The maiden flight of the Pegasus-XL carried the STEP-1 for the US Space Test Program. The rocket failed to achieve orbit after its wing suffered a structural failure.
The flight following this failure was the final launch of the original Pegasus, and the next mission after that was the debut of the Pegasus-H, which featured the tail modifications of the Pegasus-XL, but without the stretched stages. Four Pegasus-H rockets were launched.
Following the first Pegasus-H launch, the Pegasus-XL made its second launch. Like its first, this failed to achieve orbit, this time because of a problem with the second stage.
That launch would have deployed the STEP-3 satellite – the third STP satellite to be involved in a Pegasus launch failure as STEP-2 was payload for the second of the partially unsuccessful Pegasus/HAPS launches.
The third Pegasus-XL launch, in March 1996, successfully deployed the STP’s REX-2 satellite. Another failure occurred a few flights later, when in November 1996 the sixth Pegasus-XL launched from Wallops Island with NASA’s HETE gamma-ray astronomy satellite and Argentina’s SAC-B.
Despite reaching the planned orbit, both payloads failed to separate from the rocket, running out of power a few days after launch as they were unable to orient their solar panels towards the sun.
Since that failure, Pegasus has made 28 consecutive successful launches, with the latest coming in 2013 via the deployment of NASA’s Interface Region Imaging Spectrograph (IRIS) satellite.
In total, Pegasus has placed over 80 satellites into orbit, launching from six different launch sites worldwide.
Pegasus has also formed the basis for several other rockets.
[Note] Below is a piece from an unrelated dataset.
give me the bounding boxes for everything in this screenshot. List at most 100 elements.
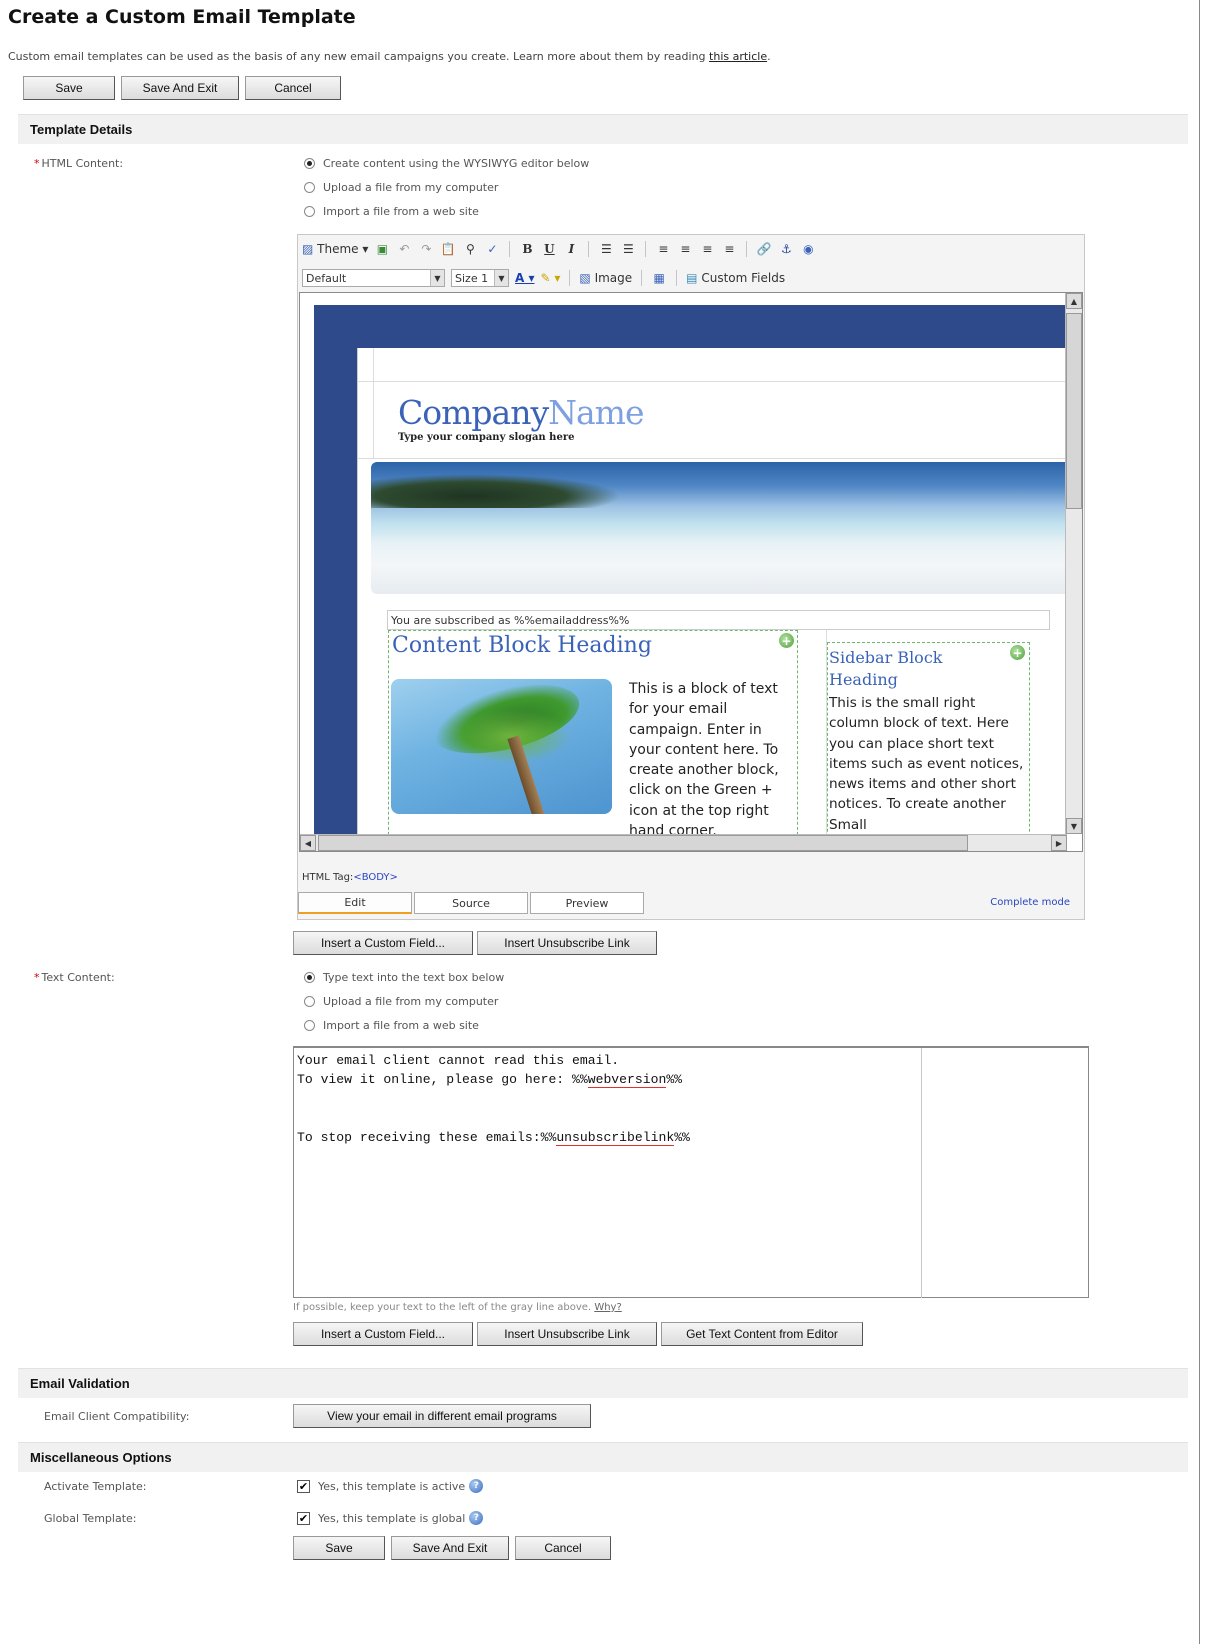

The Taurus rocket, which has made nine launches with three failures, consists of a wingless Pegasus or Pegasus-XL boosted by a Castor 120 solid rocket motor or the first stage of a retired Peacekeeper missile.
The Orbital Boost Vehicle, developed for the US military’s Ground Based Interceptor program, uses the upper stages of the Taurus, making it essentially a silo-launched Pegasus with no wings.
Also, the HXLV was an air-launched rocket, using the first stage of the Pegasus dropped from the NB-52, to boost a hypersonic flight experiment as part of NASA’s Hyper-X program – showing a deep heritage in technology development across the industry.
“Pegasus combined major technological advances in propulsion systems, composite structures, digital avionics and aerodynamic design with a new business model involving commercial development and operation of space launch vehicles,” noted Dr. Antonio Elias, Orbital ATK’s Chief Technical Officer and Pegasus’ inventor.
*Click here to read an extensive Q&A with Dr. Elias*
“The spirit of innovation that Pegasus reflects is alive and well at Orbital ATK today, with several exciting new projects now underway.
“These include novel space systems, advanced precision weapons and, yes, new launch vehicles made possible by the combined capabilities of ATK and Orbital.”
One such project is “Pegasus II” – as nicknamed – which is being designed for use with the Stratolaunch system.
However, changes to that program may result in numerous changes to the rocket the giant airplane is set to carry.
Following the successful launch of IRIS, Pegasus is looking forward to at least two more launches.
The Pegasus air-launch system remains the only NASA Category 3 certified small launch vehicle today, a distinction reserved by the space agency for its highest value payloads.